Obsession with laptop
Editor, Gettysburg Times,
Thanks for placing Michael Reagan’s column “big media is overdue for a colonoscopy” next to mine (“Some Good News for American Democracy?”). Nothing could have better illustrated my point (“a diet of show trials like Hunter Biden’s laptop.”) Well, maybe Bud Nason’s column from the previous day (“Twitter and the Constitution”).
What is this Republican obsession with Hunter Biden’s laptop? Or the oft repeated story that “the liberal mainstream media” has “conspired” to “suppress” this story?
In fact, the liberal media has given this non-story more attention than it deserves. The Times and the Post both assigned top reporters who struggled to identify what the story was. And we have a stolen laptop that might have belonged to Hunter Biden that has a chain of custody that makes everything found on it utterly worthless (it has been accessed so many times by so many people it’s literally impossible to identify the origins of most of the emails). And nobody has yet been able to articulate a clear statement of what it supposedly shows. We’re literally at a level of, “Well, we know Hunter was incredibly corrupt so this certainly must show his corruption.”
Then there’s the supposed “collusion” between Twitter and Democrats to “suppress” the original New York Post story. A bunch of Twitter employees (quite properly) debating whether this story violated rules about using hacked material, whether it’s a disinformation campaign, etc.

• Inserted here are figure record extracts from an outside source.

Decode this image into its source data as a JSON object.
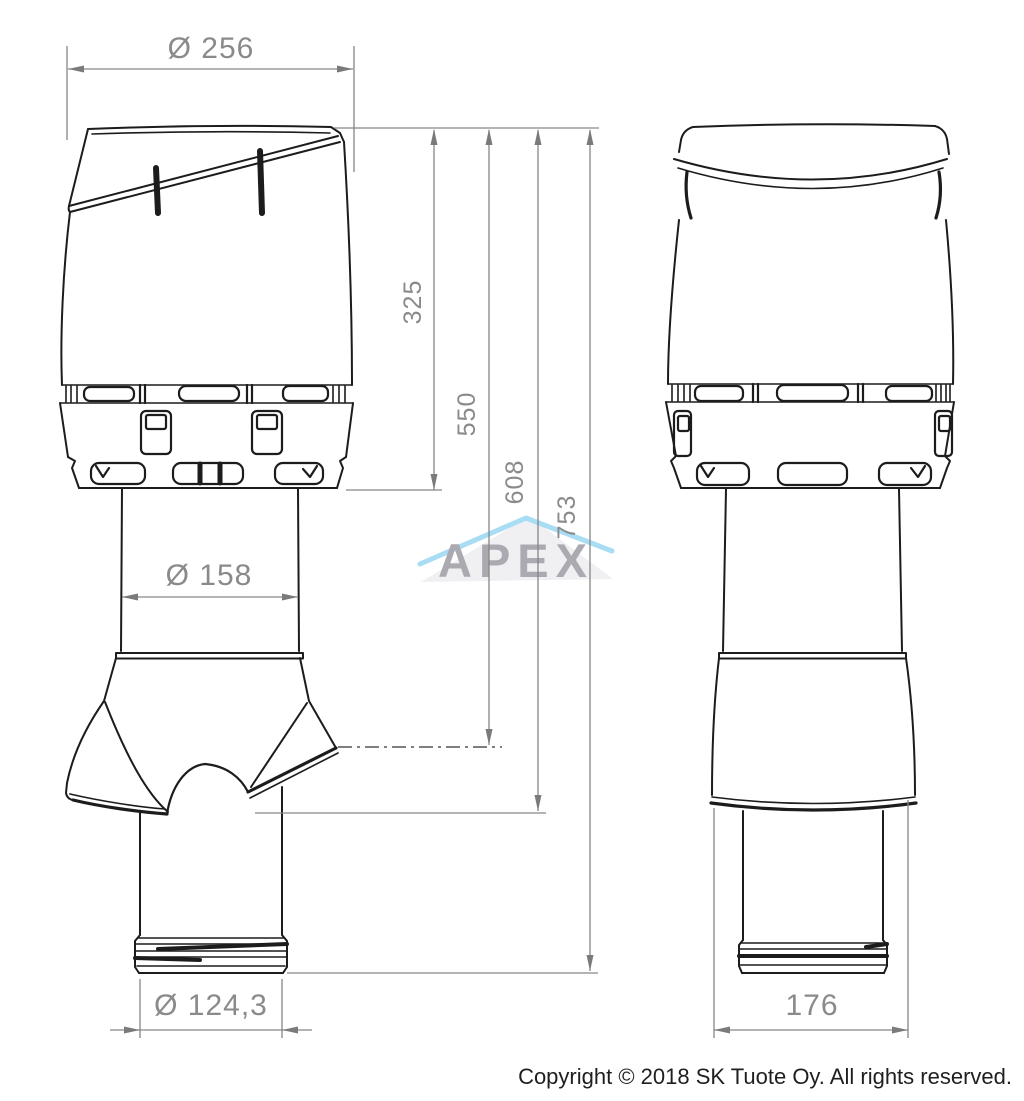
{
  "page": {
    "background_color": "#ffffff"
  },
  "drawing": {
    "subject": "roof-ventilation-outlet-two-view-technical-drawing",
    "line_color": "#1c1c1c",
    "dimension_line_color": "#868686",
    "dimension_text_color": "#8a8a8a",
    "views": [
      {
        "name": "front-view"
      },
      {
        "name": "side-view"
      }
    ],
    "dimensions": {
      "cap_width": "Ø 256",
      "cap_height": "325",
      "height_to_boot_top": "550",
      "height_to_boot_bottom": "608",
      "total_height": "753",
      "pipe_diameter": "Ø 158",
      "outlet_diameter": "Ø 124,3",
      "boot_width": "176"
    }
  },
  "watermark": {
    "text": "APEX",
    "letter_color": "#aaaab0",
    "swoosh_color": "#a8ddf3",
    "triangle_color": "#f0f0f3"
  },
  "footer": {
    "copyright": "Copyright © 2018 SK Tuote Oy. All rights reserved."
  }
}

The double standard is howlingly funny. First, any time a conservative complains about liberal media bias and doesn’t mention that Fox and OAN are mindless cheerleaders for Trumpism, they should simply be ignored. Even worse is Nason complaining about the Dems’ violating the Constitution (which they aren’t) and ignoring the out-in-the-open theft of the Constitution being practiced by the Republicans. The Jan. 6 committee fails to provide Trump protections for a congressional hearing that he’d receive in a criminal trial. According to Nason, this invented offense is so serious that nobody connected with the committee should ever be allowed to hold a federal government job. Seriously. But the president calls a secretary of state and orders him to invent 12,000 votes out of thin air or plans the nomination of phony slates of electors or candidates promise that when they’re elected, they will rig things so well the Democrats will never again win an election? None of those are a problem for Bud.